When there is a change of gastrostomy tube (43760) performed under fluoroscopic guidance, the radiological S&I should be reported with 75984 (change of percutaneous tube or drainage catheter with contrast monitoring [e.g., gastrointestinal system, genitourinary system, abscess], radiological supervision and interpretation).
Use 76000 for Some Tube Placements
The insertion of naso-gastric (NG) tubes may also require fluoroscopic guidance. When that occurs, there is a new CPT code, 43752, which is used to report the NG tube guidance necessitating a physicians skill. Code 76000 is the appropriate radiological code to use with an NG tube insertion, according to CPT. Parker notes, however, that her practice has yet to be reimbursed for this procedure by either commercial insurers or Medicare, which has not assigned an RVU to 43752. Therefore, it is unlikely that a gastroenterologist will be reimbursed for the use of fluoroscopy in this situation.
Ph probes, which are inserted into the patients esophagus for purposes of monitoring esophageal reflux (91032 and 91033), may also require the skill of a gastroenterologist and the use of fluoroscopy in some difficult cases. While CPT 2001 does not contain a radiological cross reference for 91032 or 91033, 76000 could be used, recommends Parman, who adds that this one example is when the general fluoroscopy code is appropriate to use.

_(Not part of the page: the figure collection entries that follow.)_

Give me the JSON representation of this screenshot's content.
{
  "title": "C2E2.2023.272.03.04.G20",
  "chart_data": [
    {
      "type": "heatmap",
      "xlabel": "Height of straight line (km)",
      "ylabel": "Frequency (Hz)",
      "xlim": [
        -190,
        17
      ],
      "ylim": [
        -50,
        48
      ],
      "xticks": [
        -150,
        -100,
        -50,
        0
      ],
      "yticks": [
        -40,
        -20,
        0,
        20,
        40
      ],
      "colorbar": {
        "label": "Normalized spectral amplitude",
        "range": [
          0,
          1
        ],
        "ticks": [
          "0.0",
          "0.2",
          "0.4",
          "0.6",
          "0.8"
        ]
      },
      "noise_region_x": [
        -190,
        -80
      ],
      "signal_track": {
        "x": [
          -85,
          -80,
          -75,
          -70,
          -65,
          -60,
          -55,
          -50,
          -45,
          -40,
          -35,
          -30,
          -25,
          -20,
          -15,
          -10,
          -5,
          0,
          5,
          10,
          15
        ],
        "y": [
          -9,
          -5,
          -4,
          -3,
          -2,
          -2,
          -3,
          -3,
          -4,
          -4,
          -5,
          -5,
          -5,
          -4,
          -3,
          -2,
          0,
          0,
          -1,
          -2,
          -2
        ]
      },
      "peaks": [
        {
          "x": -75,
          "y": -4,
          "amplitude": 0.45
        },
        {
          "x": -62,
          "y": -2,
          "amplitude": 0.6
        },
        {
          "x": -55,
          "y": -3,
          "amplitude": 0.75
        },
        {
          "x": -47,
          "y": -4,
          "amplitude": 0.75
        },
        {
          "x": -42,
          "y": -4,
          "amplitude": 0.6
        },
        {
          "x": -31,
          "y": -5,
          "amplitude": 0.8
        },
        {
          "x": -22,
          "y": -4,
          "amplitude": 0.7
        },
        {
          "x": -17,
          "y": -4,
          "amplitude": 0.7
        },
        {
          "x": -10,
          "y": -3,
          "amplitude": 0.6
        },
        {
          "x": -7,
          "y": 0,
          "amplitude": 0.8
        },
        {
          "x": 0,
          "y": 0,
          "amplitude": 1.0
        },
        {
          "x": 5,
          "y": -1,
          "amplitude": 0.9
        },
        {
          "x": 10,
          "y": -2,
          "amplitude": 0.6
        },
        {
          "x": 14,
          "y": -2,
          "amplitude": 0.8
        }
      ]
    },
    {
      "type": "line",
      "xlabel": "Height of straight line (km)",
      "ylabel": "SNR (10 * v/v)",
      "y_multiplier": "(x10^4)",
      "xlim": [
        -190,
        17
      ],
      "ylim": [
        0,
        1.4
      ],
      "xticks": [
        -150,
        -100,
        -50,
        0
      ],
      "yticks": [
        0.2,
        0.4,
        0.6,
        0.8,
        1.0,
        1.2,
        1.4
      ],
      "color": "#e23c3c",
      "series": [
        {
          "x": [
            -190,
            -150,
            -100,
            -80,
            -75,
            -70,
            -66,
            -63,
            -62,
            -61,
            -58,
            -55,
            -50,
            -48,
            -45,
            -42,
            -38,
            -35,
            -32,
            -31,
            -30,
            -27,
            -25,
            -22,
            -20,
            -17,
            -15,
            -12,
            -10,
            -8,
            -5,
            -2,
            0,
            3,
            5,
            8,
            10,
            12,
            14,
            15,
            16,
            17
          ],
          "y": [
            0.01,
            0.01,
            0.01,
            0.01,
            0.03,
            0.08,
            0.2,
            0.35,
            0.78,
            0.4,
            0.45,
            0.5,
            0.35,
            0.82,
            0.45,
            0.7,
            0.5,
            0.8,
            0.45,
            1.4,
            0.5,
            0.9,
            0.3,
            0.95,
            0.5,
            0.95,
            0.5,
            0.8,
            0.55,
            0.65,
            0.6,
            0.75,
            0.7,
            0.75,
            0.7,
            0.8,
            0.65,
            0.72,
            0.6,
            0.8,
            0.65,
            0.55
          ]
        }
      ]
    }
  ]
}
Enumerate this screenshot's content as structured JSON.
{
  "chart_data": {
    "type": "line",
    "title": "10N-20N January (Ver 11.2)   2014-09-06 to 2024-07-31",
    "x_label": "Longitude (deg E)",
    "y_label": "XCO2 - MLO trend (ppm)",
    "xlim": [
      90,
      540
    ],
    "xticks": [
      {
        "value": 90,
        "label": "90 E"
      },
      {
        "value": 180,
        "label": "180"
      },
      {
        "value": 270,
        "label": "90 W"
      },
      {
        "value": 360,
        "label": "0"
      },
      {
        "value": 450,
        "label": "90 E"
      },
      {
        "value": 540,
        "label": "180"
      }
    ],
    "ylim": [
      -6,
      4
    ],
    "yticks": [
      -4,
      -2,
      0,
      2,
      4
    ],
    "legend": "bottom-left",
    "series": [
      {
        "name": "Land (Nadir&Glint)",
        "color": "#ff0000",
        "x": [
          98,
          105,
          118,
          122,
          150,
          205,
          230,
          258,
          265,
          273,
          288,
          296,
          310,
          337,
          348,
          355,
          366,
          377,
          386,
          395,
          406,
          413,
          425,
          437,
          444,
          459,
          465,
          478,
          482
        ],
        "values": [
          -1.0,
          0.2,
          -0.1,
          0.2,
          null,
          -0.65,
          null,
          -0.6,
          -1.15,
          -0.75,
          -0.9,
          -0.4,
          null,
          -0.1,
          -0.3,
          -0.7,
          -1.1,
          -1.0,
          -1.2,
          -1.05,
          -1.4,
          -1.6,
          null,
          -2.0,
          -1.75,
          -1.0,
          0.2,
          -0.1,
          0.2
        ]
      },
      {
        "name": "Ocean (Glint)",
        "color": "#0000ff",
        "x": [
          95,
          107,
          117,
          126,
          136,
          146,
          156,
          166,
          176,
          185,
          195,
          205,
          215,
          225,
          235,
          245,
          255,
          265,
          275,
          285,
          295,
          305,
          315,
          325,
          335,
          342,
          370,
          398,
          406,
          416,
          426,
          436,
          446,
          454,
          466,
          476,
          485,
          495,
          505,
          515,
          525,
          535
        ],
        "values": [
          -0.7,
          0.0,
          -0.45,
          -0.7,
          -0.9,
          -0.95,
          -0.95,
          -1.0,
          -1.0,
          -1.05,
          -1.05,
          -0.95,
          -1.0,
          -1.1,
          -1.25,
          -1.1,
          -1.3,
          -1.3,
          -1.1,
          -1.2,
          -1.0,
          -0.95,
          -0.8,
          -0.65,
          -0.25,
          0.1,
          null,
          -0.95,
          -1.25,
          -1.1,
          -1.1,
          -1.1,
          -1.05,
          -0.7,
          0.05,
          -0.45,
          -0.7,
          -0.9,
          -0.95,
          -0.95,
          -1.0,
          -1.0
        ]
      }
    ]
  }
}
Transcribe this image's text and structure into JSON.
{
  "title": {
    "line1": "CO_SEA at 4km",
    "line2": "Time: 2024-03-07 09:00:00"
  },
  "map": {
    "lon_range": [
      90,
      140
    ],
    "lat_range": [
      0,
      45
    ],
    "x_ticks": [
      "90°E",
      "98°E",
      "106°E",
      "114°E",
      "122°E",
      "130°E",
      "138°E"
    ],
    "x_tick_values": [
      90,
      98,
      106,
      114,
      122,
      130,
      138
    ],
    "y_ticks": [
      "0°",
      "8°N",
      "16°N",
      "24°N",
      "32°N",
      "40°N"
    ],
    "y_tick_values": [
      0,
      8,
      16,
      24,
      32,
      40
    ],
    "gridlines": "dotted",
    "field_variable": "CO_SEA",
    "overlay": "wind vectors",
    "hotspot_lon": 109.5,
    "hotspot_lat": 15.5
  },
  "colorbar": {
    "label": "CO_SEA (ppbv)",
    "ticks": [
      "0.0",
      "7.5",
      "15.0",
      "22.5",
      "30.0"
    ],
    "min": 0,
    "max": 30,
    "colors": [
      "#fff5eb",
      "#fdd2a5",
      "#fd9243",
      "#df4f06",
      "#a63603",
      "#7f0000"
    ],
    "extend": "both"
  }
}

The general rule is that this procedure is not normally done under fluoroscopy, and the gastroenterologist may or may not get paid for it, she explains. But when a more specific code is not available, gastroenterologists should use code 76000 or 76001 (fluoroscopy, physician time more than one hour, assisting a non-radiologic physician [e.g., nephrostolithotomy, ERCP, bronchoscopy, transbronchial biopsy]).
Attach Modifier -26 to Radiological Code
Finally, many gastroenterologists question whether modifier -26 needs to be added to the radiological code. Certain medical procedures are made up of a physician (professional) component and a technical component, which represents the value assigned to the ownership and maintenance of the equipment. (Though CPT guidelines
do not specifically address billing for the technical component of a procedure, Medicare and some commercial insurers have designated the modifier -TC to represent this.)
When a procedure has both professional and technical components, a gastroenterologist must own (or partially own by being a partner in a medical practice) the equipment being used to bill the global procedure code. If the physician does not own the equipment being used, modifier -26 should be added to the procedure code.
Some gastroenterologists argue that the use of the phrase radiological supervision and interpretation in all the fluoroscopy codes indicates that these codes are not made up of two components, but only the one professional component. Therefore, modifier -26 should not be added to any fluoroscopy code, and the physician should receive the higher reimbursement of the global code.
While there are codes that do represent only the professional component of a procedure, such as ECG code 93010 (electrocardiogram, routine ECG with at least 12 leads; interpretation and report only), the radiological S&I codes all contain both a technical and professional component code, according to Parman. By looking at the [Medicare] fee schedule for physicians, you can see that all these codes are listed with their global values and then are broken down into their professional and technical components, she explains.
Most gastroenterologists dont own fluoroscopic equipment because it is so expensive, and those procedures requiring it are performed at a hospital, according to Overholt. In most situations, therefore, modifier -26 should be attached to all fluoroscopic codes."